Wikipedia informs us there many different types of thrashers.

The Pearly-Eyed Thrasher, for instance, is known in ornithological circles a margarops fuscatus, the Scaly-Breasted Thrasher, allenia fusca and the White-Breasted Thrasher, ramphocinclus brachyrus.

The species of Atlanta Thrasher spotted inside the Pengrowth Saddledome on Tuesday night has been tentatively indentified as the defensus screwupus.

Four shots, three goals past Kari Let-'em-in.

Three first-period Calgary power plays, an unassailable 3-0 Flames' lead.

"Awful, awful,'' muttered Bobby Holik. "That's the way we're playing now. Surprising? No. Nothing surprises us anymore. We knew they'd come out hard after their last game, in Detroit . . . and you saw what happened. Penalties, penalties, penalties.

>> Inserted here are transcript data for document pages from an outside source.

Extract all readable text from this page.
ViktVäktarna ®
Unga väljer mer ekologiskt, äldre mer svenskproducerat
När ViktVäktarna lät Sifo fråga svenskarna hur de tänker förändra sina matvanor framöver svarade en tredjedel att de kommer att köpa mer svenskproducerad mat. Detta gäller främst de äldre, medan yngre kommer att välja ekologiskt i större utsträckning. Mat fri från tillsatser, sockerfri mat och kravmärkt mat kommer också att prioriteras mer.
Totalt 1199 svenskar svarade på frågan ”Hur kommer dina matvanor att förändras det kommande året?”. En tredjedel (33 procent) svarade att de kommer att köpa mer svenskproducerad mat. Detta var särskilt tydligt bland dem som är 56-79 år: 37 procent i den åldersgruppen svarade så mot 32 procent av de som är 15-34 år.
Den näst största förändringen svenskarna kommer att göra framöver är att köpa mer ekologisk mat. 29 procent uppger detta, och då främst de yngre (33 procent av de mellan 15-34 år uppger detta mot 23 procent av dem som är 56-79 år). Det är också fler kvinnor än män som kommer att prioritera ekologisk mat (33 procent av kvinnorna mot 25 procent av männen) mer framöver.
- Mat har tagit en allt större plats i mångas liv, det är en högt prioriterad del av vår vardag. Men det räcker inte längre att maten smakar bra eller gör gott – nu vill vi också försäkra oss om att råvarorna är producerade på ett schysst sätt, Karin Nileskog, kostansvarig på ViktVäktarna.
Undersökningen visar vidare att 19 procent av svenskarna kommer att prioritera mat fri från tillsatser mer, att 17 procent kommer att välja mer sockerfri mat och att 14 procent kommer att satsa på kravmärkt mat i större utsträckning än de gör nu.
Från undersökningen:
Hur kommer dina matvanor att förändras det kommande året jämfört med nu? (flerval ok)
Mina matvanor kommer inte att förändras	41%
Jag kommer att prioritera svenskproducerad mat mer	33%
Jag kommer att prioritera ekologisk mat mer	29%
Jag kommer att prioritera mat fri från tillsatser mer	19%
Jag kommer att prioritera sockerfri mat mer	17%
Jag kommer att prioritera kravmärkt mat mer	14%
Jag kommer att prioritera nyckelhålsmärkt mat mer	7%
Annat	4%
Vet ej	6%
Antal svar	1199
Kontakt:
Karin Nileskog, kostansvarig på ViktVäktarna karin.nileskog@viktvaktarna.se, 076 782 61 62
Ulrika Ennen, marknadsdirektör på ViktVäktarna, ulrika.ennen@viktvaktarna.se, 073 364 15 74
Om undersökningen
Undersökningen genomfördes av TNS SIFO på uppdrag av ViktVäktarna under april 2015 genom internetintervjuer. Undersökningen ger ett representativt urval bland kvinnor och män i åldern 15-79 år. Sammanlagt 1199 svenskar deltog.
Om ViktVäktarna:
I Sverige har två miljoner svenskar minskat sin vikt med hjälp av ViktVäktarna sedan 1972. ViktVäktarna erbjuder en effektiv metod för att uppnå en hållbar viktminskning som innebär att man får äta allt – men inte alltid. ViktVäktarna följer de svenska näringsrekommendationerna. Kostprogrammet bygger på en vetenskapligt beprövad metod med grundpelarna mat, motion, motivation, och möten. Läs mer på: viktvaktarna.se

"Right now, our complete game is non-existent. You do not have enough space in your column to describe how bad we are.''

Well, these little ditties usually ramble on around 850 words or so.

A morose shake of the head.

"No, no. That's not nearly enough.''

An ideal tonic, then, for the 7-4 Motor City mugging that had left the Flames' egos battered and bruised.

"We were bad on the road, and terrible in Detroit,'' said Calgary captain Jarome Iginla. "We wanted to get off to a quick start tonight, and we did.''

And, in doing so, the Thrash were trashed.

Not only did Atlanta take it on the chin figuratively. Eric Boulton tried to engage, but he wound up with strawberry jam oozing from his nose.

Then, at one point, weary of seeing Eric Godard's right fist in perpetual closeup and 3D, he actually motioned to the nearest linesman to step in and stop the carnage.

Jim Slater, meanwhile, judiciously declined Wayne Primeau's invitation to tango.

Yes, a long, hurtful night for the Thrashers.

"The game against the Oilers and this one . . . we weren't very good,'' sighed coach Bob Hartley. "Bad decisions, bad reads. Obviously, we didn't start the game the way that we were hoping for. The first three penalties were totally unnecessary.''

Ah, but to the Flames, they were like a drowning man breaking the surface of the water and pulling in three great gulps of air.

"Our power play moved the puck around really well in the first period,'' said Iginla. "Lanks made a great tip on that first one, but we set it up well, too. On his second, Juice makes a great play and on mine, it's all Connie. We put ourselves in good positions to make passes and take shots.

"And we were skating. When we skate, we draw penalties. We score that first one on the power play and then we draw the second penalty, and you can hear them grumbling on their bench. That's what happens. We've been there, too, believe me.

"I thought we also came out and set the tone physically. When we do those two things -- skate and hit -- we're playing the way we want to.''

Tellingly, Calgary's best players made mincemeat of Atlanta's big gunners.

Ilya Kovalchuk may have been listed on the lineup sheet, but nobody could verify that by anything he did on the ice. Marian Hossa skeedaddled behind Dion Phaneuf to test Miikka Kiprusoff on a short-handed breakaway try, but other than that was largely held in check. Vyacheslav Kozlov didn't get a sniff.

In contrast, Daymond Langkow hit for goals 23 and 24 of his career season. Iginla, his 25th and two helpers. The ever-patient, inexhaustibly creative Kristian Huselius, a couple of assists. Craig Conroy, too. And Alex Tanguay finished 1-and-1.

In building that first-period advantage, the Flames left Atlanta's confidence, already shaky having lost 5-1 at Skyreach on Sunday, in tatters.

Completely unnoticed two feet outside the blue paint, Langkow stabs a knee-high Dion Phaneuf shot behind Lehtonen at 2:59 with Jon Sim incarcerated. Calgary's first shot, naturally. Conroy, standing to the side of the Atlanta net, spots Iginla wedged between backchecking Brad Larsen and D-man Nicklas Havlid, and the captain's rapier-like release does the rest. Greg deVries condemned to solitary confinement on that one.